Oefening 16
"Het Openen van de twaalf Meridianen"


Handen voor Tantien, vingertoppen naar elkaar: inademen.


Armen komen omhoog. Armen zijwaarts bewegen en strekken.
              (Nooit helemaal doorstrekken.)
              De handpalmen zijn naar beneden gericht: uitademen.


Handpalmen naar boven draaien en armen omhoog heffen: inademen.



              Vingers als kommetjes tegen elkaar (naar beneden gericht).
              Beweging naar beneden tot borsthoogte.
              Handruggen tegen elkaar en naar voren strekken van de armen: uitademen.


Ellebogen intrekken en via binnendoor draai de vingers richting borst: inademen.
                            Doordraaien en strekken, handpalmen open: uitademen.


Handpalmen tegen elkaar en bidhouding voor de borst: inademen.
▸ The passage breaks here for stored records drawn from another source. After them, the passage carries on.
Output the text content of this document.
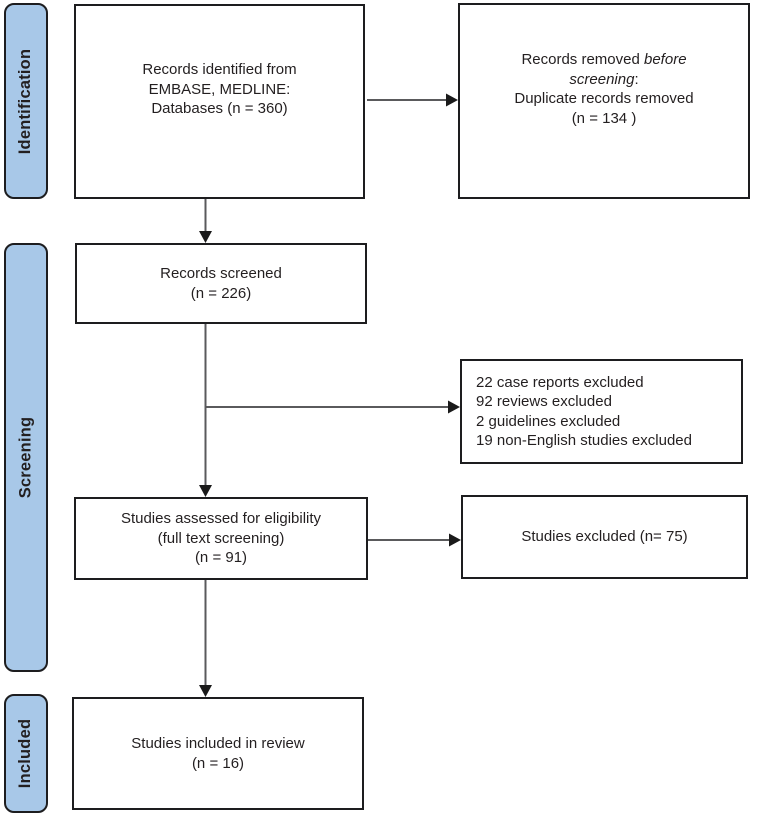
Identification
Screening
Included
Records identified from
EMBASE, MEDLINE:
Databases (n = 360)
Records removed before
screening:
Duplicate records removed
(n = 134 )
Records screened
(n = 226)
22 case reports excluded
92 reviews excluded
2 guidelines excluded
19 non-English studies excluded
Studies assessed for eligibility
(full text screening)
(n = 91)
Studies excluded (n= 75)
Studies included in review
(n = 16)
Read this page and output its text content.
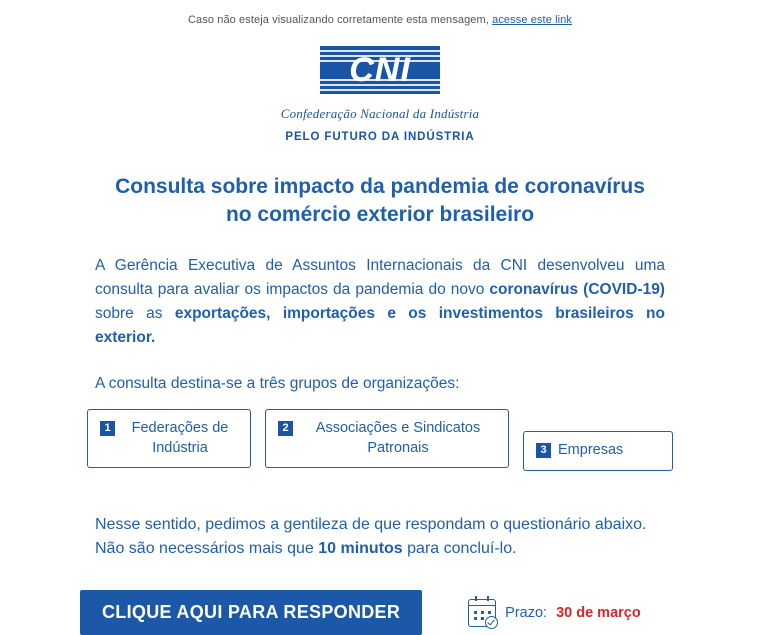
Caso não esteja visualizando corretamente esta mensagem, acesse este link
CNI
Confederação Nacional da Indústria
PELO FUTURO DA INDÚSTRIA
Consulta sobre impacto da pandemia de coronavírus
no comércio exterior brasileiro
A Gerência Executiva de Assuntos Internacionais da CNI desenvolveu uma consulta para avaliar os impactos da pandemia do novo coronavírus (COVID-19) sobre as exportações, importações e os investimentos brasileiros no exterior.
A consulta destina-se a três grupos de organizações:
1	Federações de Indústria
2	Associações e Sindicatos Patronais	3 Empresas
Nesse sentido, pedimos a gentileza de que respondam o questionário abaixo. Não são necessários mais que 10 minutos para concluí-lo.
CLIQUE AQUI PARA RESPONDER	Prazo: 30 de março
Beweeg de handen in genoemde houding iets omlaag en naar voren.
              Armen strekken: uitademen.


Open de handvlakken (hand onderkant pols, schelp, raken elkaar nog even) en
              beweeg de armen zijwaarts naar achteren, iets achter de zijkant van het lichaam: inademen.


Beweeg de armen terug naar voren; uitgangspositie en begin bij (2): uitademen.
              Deze reeks minimaal 3x herhalen.


Einde van de oefening armen naar beneden brengen.